Amid the volatility in 2011, many investors took shelter in high-yield blue chips with stable operations. Tobacco giant Philip Morris International (NYSE:PM) tacked on 35% last year. Utility stocks like Dominion (NYSE:D) and Consolidated Edison (NYSE:ED) tacked on 25% gains. All while the S&P 500 struggled to stay flat.
A focus on dividends persists in 2012, even though stocks have recorded their best January since 1997. After all, a little gain in your portfolio is not a sign that problems like the eurozone debt crisis or the beaten-down U.S. housing market have been solved.

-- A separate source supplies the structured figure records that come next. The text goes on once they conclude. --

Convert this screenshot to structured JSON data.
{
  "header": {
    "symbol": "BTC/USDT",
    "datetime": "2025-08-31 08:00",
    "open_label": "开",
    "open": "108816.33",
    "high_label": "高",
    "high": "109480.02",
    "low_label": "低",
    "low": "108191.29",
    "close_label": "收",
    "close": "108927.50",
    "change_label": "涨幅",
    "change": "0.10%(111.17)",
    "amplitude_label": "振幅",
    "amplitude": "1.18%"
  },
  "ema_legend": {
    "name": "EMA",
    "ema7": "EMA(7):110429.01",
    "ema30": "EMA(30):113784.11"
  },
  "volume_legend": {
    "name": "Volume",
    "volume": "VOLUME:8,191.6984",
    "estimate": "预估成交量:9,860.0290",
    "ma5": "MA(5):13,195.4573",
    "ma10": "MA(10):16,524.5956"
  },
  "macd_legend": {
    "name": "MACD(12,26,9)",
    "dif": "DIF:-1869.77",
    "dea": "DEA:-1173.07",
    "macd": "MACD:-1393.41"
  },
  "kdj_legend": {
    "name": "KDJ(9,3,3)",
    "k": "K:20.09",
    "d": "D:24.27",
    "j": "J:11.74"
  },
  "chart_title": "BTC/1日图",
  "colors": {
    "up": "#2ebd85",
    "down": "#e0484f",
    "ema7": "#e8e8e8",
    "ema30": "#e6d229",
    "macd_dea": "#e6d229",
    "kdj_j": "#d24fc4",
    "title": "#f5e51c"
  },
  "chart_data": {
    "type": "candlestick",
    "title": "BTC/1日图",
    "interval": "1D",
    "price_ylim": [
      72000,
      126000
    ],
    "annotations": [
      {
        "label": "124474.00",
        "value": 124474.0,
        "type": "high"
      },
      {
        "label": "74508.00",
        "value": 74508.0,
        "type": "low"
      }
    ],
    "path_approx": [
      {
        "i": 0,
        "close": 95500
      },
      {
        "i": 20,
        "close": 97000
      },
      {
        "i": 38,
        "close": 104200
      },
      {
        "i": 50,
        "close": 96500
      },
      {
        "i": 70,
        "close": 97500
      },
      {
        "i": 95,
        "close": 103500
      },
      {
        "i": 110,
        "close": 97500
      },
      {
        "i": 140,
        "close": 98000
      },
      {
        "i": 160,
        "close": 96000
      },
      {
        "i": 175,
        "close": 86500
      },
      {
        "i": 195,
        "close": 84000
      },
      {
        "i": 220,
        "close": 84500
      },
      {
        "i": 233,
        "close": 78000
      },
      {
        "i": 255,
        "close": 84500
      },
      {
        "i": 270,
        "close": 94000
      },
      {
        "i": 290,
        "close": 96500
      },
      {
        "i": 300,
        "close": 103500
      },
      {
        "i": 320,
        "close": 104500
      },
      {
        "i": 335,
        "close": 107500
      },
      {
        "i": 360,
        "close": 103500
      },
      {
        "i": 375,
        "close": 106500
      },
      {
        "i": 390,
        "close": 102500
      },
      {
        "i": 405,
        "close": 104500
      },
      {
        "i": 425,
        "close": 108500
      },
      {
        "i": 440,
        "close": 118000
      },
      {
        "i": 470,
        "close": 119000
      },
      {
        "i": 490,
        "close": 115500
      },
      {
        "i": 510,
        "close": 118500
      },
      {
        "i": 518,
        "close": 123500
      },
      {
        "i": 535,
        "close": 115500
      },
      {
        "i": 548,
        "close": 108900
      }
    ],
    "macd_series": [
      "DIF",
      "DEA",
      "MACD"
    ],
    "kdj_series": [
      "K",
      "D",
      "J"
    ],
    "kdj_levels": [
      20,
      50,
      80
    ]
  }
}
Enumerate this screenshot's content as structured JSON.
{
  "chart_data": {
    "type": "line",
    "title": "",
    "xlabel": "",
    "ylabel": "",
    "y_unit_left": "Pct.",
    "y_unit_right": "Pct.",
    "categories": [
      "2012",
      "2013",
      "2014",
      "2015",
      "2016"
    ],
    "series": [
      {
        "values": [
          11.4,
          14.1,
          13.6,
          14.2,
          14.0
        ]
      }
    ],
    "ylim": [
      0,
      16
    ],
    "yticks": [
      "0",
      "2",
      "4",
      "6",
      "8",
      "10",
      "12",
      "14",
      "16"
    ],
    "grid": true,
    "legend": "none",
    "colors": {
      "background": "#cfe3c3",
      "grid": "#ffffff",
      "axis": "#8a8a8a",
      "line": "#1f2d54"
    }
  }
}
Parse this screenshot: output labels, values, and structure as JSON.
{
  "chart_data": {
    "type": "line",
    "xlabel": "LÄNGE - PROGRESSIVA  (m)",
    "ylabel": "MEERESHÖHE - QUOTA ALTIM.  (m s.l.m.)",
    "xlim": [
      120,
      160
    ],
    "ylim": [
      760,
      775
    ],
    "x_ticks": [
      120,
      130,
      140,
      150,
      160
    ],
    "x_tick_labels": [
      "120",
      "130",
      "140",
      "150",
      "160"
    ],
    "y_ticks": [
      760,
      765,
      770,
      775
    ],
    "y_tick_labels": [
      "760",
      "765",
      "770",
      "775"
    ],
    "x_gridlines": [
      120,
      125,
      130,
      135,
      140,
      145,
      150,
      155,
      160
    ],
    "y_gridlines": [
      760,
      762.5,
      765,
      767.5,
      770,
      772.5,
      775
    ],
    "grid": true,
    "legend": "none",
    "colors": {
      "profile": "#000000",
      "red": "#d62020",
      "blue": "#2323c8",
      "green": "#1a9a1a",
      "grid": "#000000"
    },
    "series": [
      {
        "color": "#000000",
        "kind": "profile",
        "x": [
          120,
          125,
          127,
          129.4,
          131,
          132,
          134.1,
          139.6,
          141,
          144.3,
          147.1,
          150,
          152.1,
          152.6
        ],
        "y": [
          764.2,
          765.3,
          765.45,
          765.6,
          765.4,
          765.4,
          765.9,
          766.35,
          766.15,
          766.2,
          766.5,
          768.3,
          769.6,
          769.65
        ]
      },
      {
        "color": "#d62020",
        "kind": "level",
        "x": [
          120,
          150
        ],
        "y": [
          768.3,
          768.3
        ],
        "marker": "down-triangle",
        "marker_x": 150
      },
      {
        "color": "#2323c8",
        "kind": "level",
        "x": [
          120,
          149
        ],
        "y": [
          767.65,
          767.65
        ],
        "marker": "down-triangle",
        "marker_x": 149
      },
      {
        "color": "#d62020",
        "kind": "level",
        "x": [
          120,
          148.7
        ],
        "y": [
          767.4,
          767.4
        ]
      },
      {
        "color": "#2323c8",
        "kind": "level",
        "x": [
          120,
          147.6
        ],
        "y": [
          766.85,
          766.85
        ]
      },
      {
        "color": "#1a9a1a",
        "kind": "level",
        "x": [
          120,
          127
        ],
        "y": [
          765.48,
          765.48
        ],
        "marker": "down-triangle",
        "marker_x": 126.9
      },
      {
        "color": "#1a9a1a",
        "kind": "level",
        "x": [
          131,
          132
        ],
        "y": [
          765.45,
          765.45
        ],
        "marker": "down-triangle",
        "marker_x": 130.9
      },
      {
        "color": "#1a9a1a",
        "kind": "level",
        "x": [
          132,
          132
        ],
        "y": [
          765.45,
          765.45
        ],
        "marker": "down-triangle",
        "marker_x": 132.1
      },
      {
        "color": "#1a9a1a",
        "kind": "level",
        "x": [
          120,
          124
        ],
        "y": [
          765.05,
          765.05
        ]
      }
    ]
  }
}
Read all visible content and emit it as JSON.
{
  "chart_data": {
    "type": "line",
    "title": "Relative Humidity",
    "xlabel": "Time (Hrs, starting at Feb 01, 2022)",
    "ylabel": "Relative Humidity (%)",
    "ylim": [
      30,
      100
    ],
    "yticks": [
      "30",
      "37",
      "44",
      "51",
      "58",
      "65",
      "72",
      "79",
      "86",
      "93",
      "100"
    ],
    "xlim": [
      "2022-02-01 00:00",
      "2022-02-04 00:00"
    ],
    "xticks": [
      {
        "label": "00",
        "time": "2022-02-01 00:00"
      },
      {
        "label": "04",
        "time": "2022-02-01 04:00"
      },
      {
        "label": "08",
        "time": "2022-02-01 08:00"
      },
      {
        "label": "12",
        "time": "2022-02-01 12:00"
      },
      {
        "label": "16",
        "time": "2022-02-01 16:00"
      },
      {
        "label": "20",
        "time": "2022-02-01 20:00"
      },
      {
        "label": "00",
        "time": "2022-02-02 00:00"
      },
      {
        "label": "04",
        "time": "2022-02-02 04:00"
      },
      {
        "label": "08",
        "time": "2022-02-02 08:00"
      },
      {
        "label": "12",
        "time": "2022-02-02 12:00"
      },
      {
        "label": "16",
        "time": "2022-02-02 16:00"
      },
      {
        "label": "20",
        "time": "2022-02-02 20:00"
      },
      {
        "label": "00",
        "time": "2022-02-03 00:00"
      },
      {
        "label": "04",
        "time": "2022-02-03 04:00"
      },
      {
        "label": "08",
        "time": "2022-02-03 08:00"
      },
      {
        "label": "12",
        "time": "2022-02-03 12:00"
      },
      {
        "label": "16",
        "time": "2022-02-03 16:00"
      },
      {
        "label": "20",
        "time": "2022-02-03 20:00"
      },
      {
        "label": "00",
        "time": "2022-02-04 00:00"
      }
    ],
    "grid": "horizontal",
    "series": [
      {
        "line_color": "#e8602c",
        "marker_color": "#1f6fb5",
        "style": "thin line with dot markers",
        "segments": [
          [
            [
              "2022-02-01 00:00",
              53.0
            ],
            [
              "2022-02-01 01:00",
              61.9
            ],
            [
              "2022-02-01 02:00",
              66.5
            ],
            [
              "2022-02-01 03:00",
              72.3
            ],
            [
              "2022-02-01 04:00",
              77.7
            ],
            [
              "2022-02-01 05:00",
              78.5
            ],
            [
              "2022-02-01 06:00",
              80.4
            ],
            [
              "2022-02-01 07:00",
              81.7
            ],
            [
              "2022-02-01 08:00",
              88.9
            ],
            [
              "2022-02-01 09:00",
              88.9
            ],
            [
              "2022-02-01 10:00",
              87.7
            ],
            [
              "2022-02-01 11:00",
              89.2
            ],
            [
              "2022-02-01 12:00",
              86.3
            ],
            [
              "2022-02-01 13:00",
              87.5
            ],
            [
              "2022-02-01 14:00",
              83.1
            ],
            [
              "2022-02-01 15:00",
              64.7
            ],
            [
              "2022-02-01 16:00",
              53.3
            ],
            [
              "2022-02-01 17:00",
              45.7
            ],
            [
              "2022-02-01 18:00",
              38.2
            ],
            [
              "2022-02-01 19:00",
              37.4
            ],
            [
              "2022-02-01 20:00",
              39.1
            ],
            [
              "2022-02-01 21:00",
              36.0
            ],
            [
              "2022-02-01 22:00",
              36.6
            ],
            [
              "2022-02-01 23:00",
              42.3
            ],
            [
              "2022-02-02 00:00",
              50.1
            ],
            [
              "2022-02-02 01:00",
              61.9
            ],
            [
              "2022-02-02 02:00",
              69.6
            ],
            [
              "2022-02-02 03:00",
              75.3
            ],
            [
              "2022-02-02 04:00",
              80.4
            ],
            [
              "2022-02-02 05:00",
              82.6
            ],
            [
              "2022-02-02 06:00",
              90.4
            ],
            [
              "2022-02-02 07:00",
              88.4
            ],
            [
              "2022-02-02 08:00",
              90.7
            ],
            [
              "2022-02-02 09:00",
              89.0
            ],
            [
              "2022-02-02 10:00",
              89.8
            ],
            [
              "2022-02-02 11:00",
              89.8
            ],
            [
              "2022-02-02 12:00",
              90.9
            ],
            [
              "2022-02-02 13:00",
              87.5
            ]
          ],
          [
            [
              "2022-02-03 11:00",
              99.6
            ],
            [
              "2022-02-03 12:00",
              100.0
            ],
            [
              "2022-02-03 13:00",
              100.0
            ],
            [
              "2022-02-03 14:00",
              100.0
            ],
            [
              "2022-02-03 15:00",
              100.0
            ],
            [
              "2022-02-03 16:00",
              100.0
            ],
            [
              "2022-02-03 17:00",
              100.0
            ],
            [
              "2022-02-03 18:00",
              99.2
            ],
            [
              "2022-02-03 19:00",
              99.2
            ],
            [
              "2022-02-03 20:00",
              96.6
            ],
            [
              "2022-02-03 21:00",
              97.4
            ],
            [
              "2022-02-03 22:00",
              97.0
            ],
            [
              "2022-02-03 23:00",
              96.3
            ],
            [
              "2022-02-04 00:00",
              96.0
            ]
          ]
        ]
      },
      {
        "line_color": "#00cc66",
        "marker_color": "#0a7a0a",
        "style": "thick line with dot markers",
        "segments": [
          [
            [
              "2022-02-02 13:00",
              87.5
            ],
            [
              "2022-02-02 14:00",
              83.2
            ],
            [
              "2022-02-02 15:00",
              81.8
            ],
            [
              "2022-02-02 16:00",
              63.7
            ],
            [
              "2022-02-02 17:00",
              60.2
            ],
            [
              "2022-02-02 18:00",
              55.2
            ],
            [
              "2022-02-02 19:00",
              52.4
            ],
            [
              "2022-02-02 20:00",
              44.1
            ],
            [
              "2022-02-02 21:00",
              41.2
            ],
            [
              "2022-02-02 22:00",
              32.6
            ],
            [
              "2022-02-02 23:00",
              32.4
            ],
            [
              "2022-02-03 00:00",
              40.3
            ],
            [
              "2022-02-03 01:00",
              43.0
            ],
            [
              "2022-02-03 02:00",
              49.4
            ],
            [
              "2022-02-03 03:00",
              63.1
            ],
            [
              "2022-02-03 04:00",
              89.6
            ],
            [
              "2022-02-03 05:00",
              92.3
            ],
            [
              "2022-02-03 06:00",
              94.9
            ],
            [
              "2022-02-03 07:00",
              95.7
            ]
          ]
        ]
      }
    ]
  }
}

However, you have to admit that investors hiding out in sleepy blue chips have missed the great start to 2012. The Select Sector Utilities SPDR ETF (NYSE:XLU) is actually in the red year-to-date despite the rally for the broader market, and the broad-based iShares Dow Jones Select Dividend ETF (NYSE:DVY) also is sitting on a loss. The income these investments provide is nice, but you’re still being left behind.
A good middle road to walk, therefore, is midcap companies with decent upside potential for shares that still pay out a substantial dividend. These stocks are riskier and the dividends sometimes can be less stable, but they also show the power of investing in a growth stock that pays a dividend instead of a mature business already bumping its head against the ceiling.